Belbin Team Roles at WorkBelbin’s renowned Team Role theory is a familiar concept for managers and management trainers across the world.

Team Roles at Work is the best-selling, second book, written by Meredith Belbin, designed for any manager who wants to understand the practical application of Team Role theory.

Chapter 1 – How roles at work emerged

Chapter 2 – The qualifications mystery

Chapter 3 – Emergence of a Team Role language

Chapter 4 – Eligibility versus suitability

Chapter 5 – Coherent and incoherent role profiles

Chapter 6 – Interpersonal chemistry in the workplace

Chapter 7 – Managing difficult working relationships

Chapter 8 – A strategy for self-management

Chapter 9 – The art of building a team

Chapter 10 – The management of succession

Chapter 11 – Leadership of the modern world

Chapter 12 – The changing shape of organisation

I found Chapter 9 – The art of building a team – particularly useful:

Identifying needs:

Key figures at this stage are individuals with a good awareness of goals.  Shapers and Co-ordinators make their mark strongly in this area.

Finding Ideas:

It is often easier to formulate an objective than to decide how that objective can be achieved.  Nothing begins to happen until someone has some ideas on how to proceed.  Here Plants and Resource Investigators have a crucial role to play.

Formulating Plans:

Thinking about how it is all going to happen involves two prime objectives.  One entails setting out and weighing up the options, so providing pointers to the right decision.  The second demands making good use of all relevant experience and knowledge so that any plans developed have the stamp or professionalism upon them.  Monitor Evaluators make especially good long-term planners and Specialists also have a key role to play at this stage.

Making contacts:

No plan is ever accepted unless people are persuaded that an improvement is in prospect.  Ideas and plans need to be championed by cheerleaders who can drie home their value and win over the doubting Thomases.  This is an activity in which Resource Investigators are in their element.  But whipping up enthusiasm is not enough.  Each new practice conflicts with the old one.  Some disturbed group will need to be appeased.  The best appeasers are Teamworkers. 
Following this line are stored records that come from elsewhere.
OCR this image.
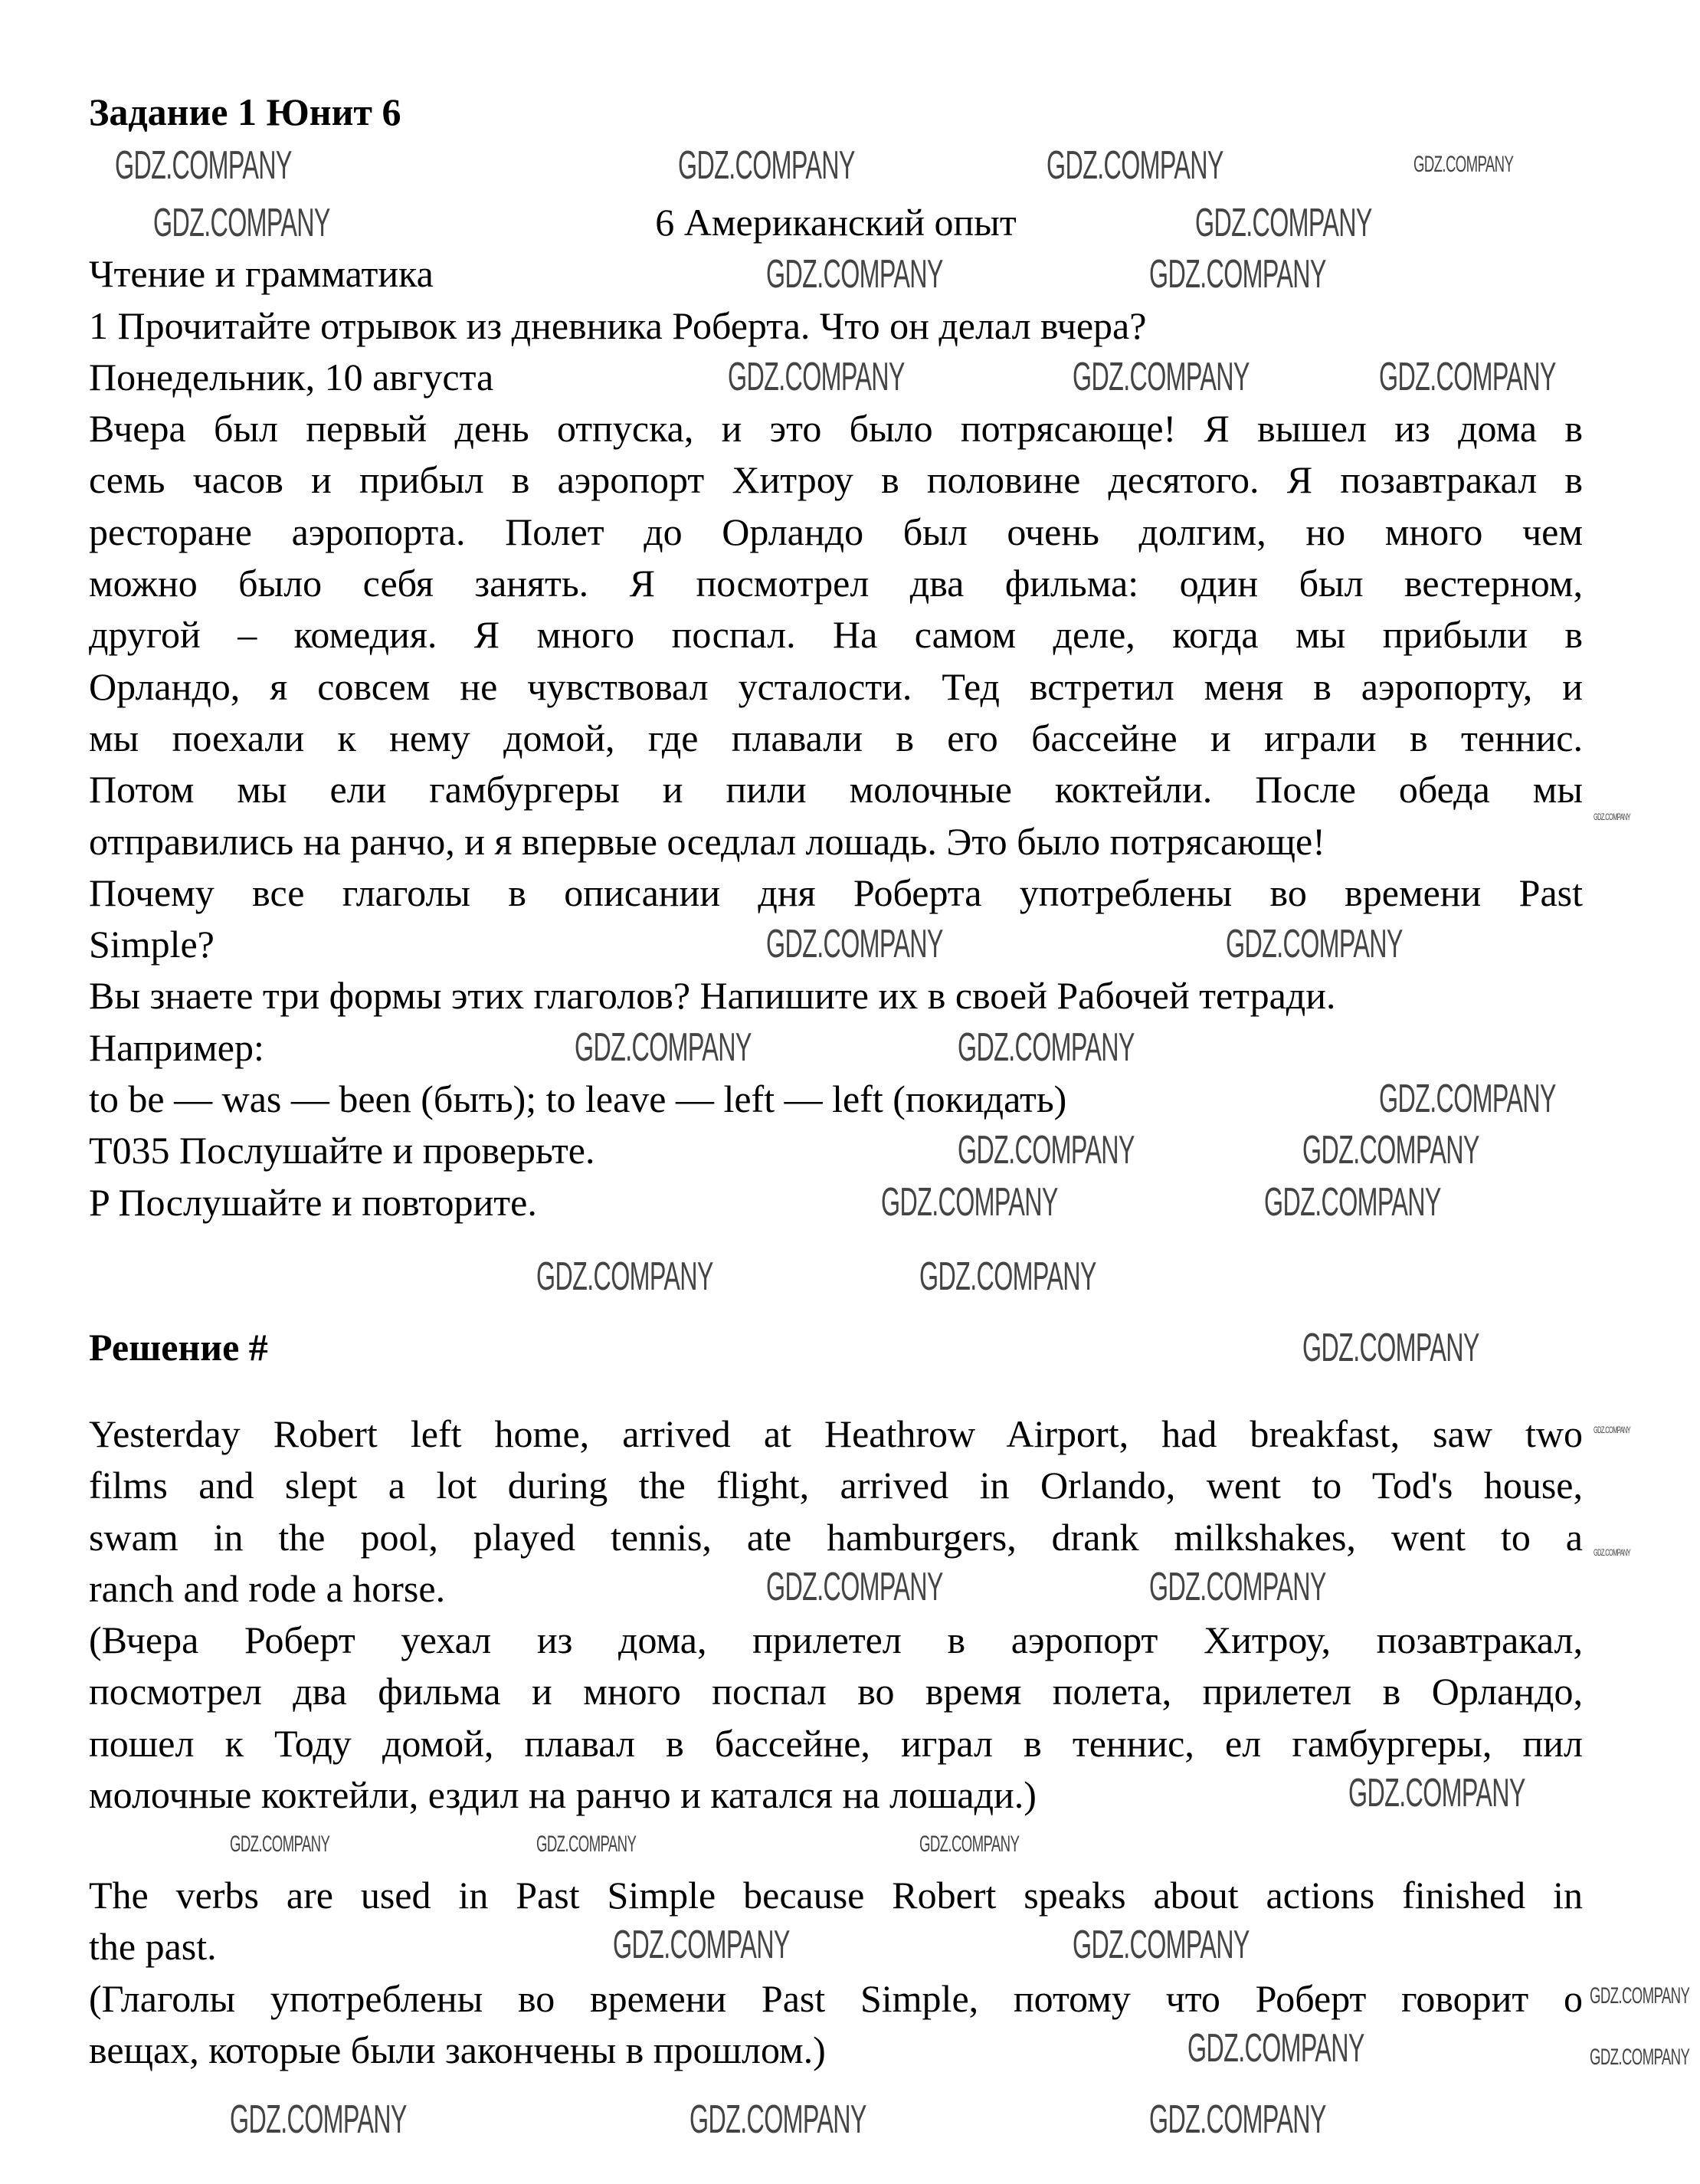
Задание 1 Юнит 6
6 Американский опыт
Чтение и грамматика
1 Прочитайте отрывок из дневника Роберта. Что он делал вчера?
Понедельник, 10 августа
Вчера был первый день отпуска, и это было потрясающе! Я вышел из дома в
семь часов и прибыл в аэропорт Хитроу в половине десятого. Я позавтракал в
ресторане аэропорта. Полет до Орландо был очень долгим, но много чем
можно было себя занять. Я посмотрел два фильма: один был вестерном,
другой – комедия. Я много поспал. На самом деле, когда мы прибыли в
Орландо, я совсем не чувствовал усталости. Тед встретил меня в аэропорту, и
мы поехали к нему домой, где плавали в его бассейне и играли в теннис.
Потом мы ели гамбургеры и пили молочные коктейли. После обеда мы
отправились на ранчо, и я впервые оседлал лошадь. Это было потрясающе!
Почему все глаголы в описании дня Роберта употреблены во времени Past
Simple?
Вы знаете три формы этих глаголов? Напишите их в своей Рабочей тетради.
Например:
to be — was — been (быть); to leave — left — left (покидать)
T035 Послушайте и проверьте.
P Послушайте и повторите.
Решение #
Yesterday Robert left home, arrived at Heathrow Airport, had breakfast, saw two
films and slept a lot during the flight, arrived in Orlando, went to Tod's house,
swam in the pool, played tennis, ate hamburgers, drank milkshakes, went to a
ranch and rode a horse.
(Вчера Роберт уехал из дома, прилетел в аэропорт Хитроу, позавтракал,
посмотрел два фильма и много поспал во время полета, прилетел в Орландо,
пошел к Тоду домой, плавал в бассейне, играл в теннис, ел гамбургеры, пил
молочные коктейли, ездил на ранчо и катался на лошади.)
The verbs are used in Past Simple because Robert speaks about actions finished in
the past.
(Глаголы употреблены во времени Past Simple, потому что Роберт говорит о
вещах, которые были закончены в прошлом.)
GDZ.COMPANY	GDZ.COMPANY	GDZ.COMPANY	GDZ.COMPANY
GDZ.COMPANY	GDZ.COMPANY
GDZ.COMPANY	GDZ.COMPANY
GDZ.COMPANY	GDZ.COMPANY	GDZ.COMPANY
GDZ.COMPANY	GDZ.COMPANY
GDZ.COMPANY	GDZ.COMPANY
GDZ.COMPANY
GDZ.COMPANY	GDZ.COMPANY
GDZ.COMPANY	GDZ.COMPANY
GDZ.COMPANY	GDZ.COMPANY
GDZ.COMPANY
GDZ.COMPANY	GDZ.COMPANY
GDZ.COMPANY
GDZ.COMPANY	GDZ.COMPANY	GDZ.COMPANY
GDZ.COMPANY	GDZ.COMPANY
GDZ.COMPANY
GDZ.COMPANY	GDZ.COMPANY	GDZ.COMPANY
GDZ.COMPANY
GDZ.COMPANY
GDZ.COMPANY
GDZ.COMPANY
GDZ.COMPANY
Establishing the organisation:

One can never be sure that anything is going to happen until plans are turned into procedures, methods and working practices so that they may become routines.  Here Implementers are in their element.  These routines, however, need people to make them work.  Getting the people to fit the system is what Co-ordinators are good at.

Following Through:

Too many assumptions are made that all will work out well in the end.  Good follow-through benefits from the attentions of concerned people.  This is where Completer-Finishers make their mark.  Implementers, too, pull their weight in this area, for they pride themselves on being efficient in anything they undertake.
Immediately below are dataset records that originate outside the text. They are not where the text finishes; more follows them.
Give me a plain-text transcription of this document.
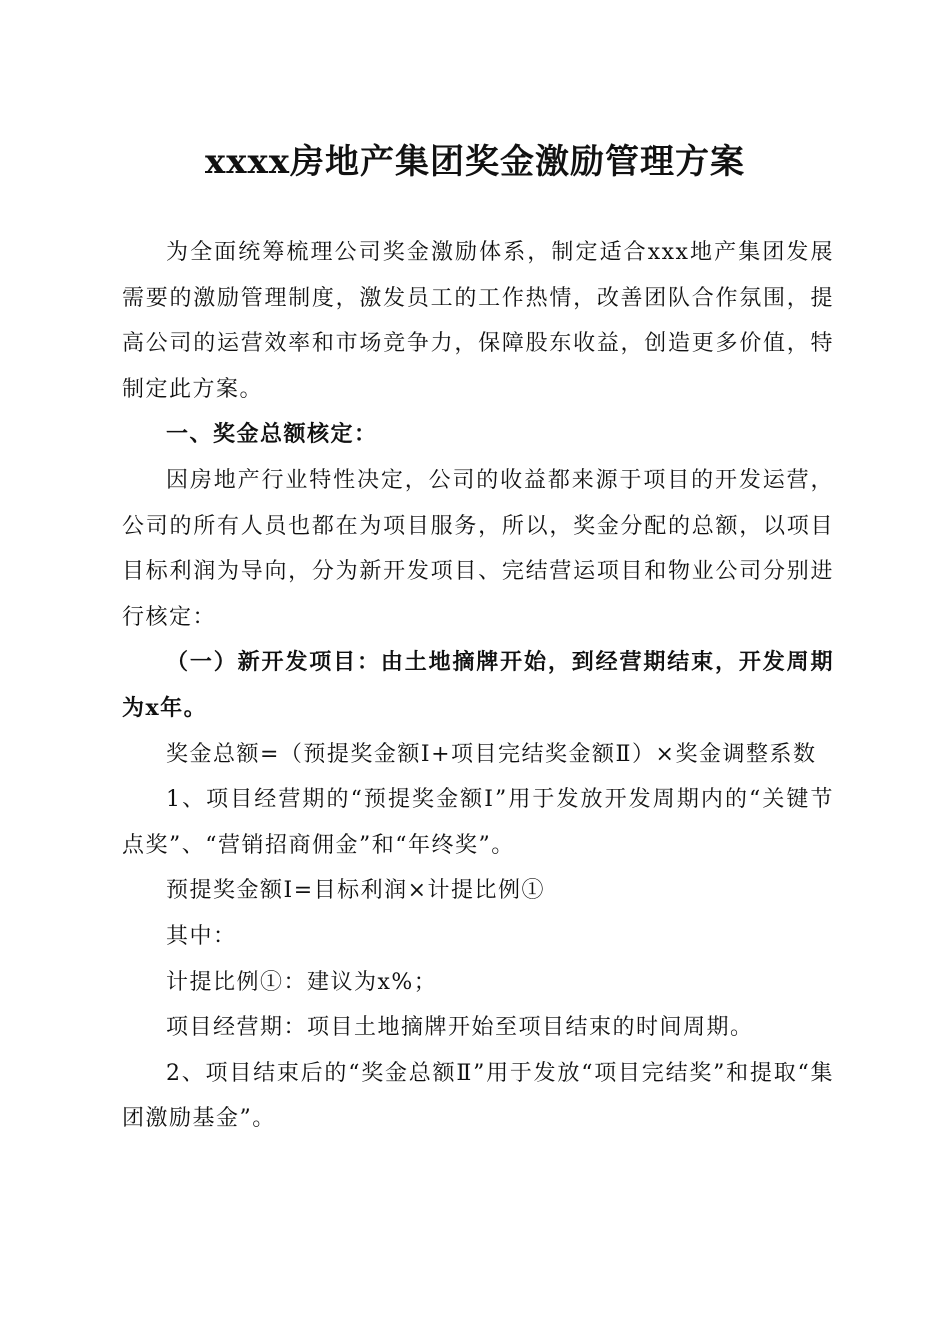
xxxx房地产集团奖金激励管理方案

为全面统筹梳理公司奖金激励体系，制定适合xxx地产集团发展需要的激励管理制度，激发员工的工作热情，改善团队合作氛围，提高公司的运营效率和市场竞争力，保障股东收益，创造更多价值，特制定此方案。

一、奖金总额核定：

因房地产行业特性决定，公司的收益都来源于项目的开发运营，公司的所有人员也都在为项目服务，所以，奖金分配的总额，以项目目标利润为导向，分为新开发项目、完结营运项目和物业公司分别进行核定：

（一）新开发项目：由土地摘牌开始，到经营期结束，开发周期为x年。

奖金总额=（预提奖金额Ⅰ+项目完结奖金额Ⅱ）×奖金调整系数

1、项目经营期的“预提奖金额Ⅰ”用于发放开发周期内的“关键节点奖”、“营销招商佣金”和“年终奖”。

预提奖金额Ⅰ=目标利润×计提比例①

其中：

计提比例①：建议为x%；

项目经营期：项目土地摘牌开始至项目结束的时间周期。

2、项目结束后的“奖金总额Ⅱ”用于发放“项目完结奖”和提取“集团激励基金”。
For more information:  http://www.belbin.com/

 

Plant: Creative, imaginative, unorthodox. Solves difficult problems.

Resource Investigator: Extrovert, enthusiastic, communicative. Explores opportunities.  Develops contacts.

Co-ordinator: Mature, confident, a good chairperson.  Clarifies goals, promotes decision-making, delegates well.

Shaper: Challenging, dynamic, thrives on pressure.  Has the drive and courage to overcome obstacles.

Monitor Evaluator: Sober, strategic, discerning.  Sees all options.  Judges accurately.

Teamworker: Co-operative, mild, perceptive, diplomatic.  Listens, builds, averts friction, calms the waters.

Implementer: Disciplined, reliable, conservative, efficient.  Turns ideas into practical actions.

Completer Finisher: Painstaking, conscientious, anxious.  Searches out errors or omissions.  Delivers on time.

Specialist: Single-minded, self-starting, dedicated.  Provides knowledge and skills in rare supply.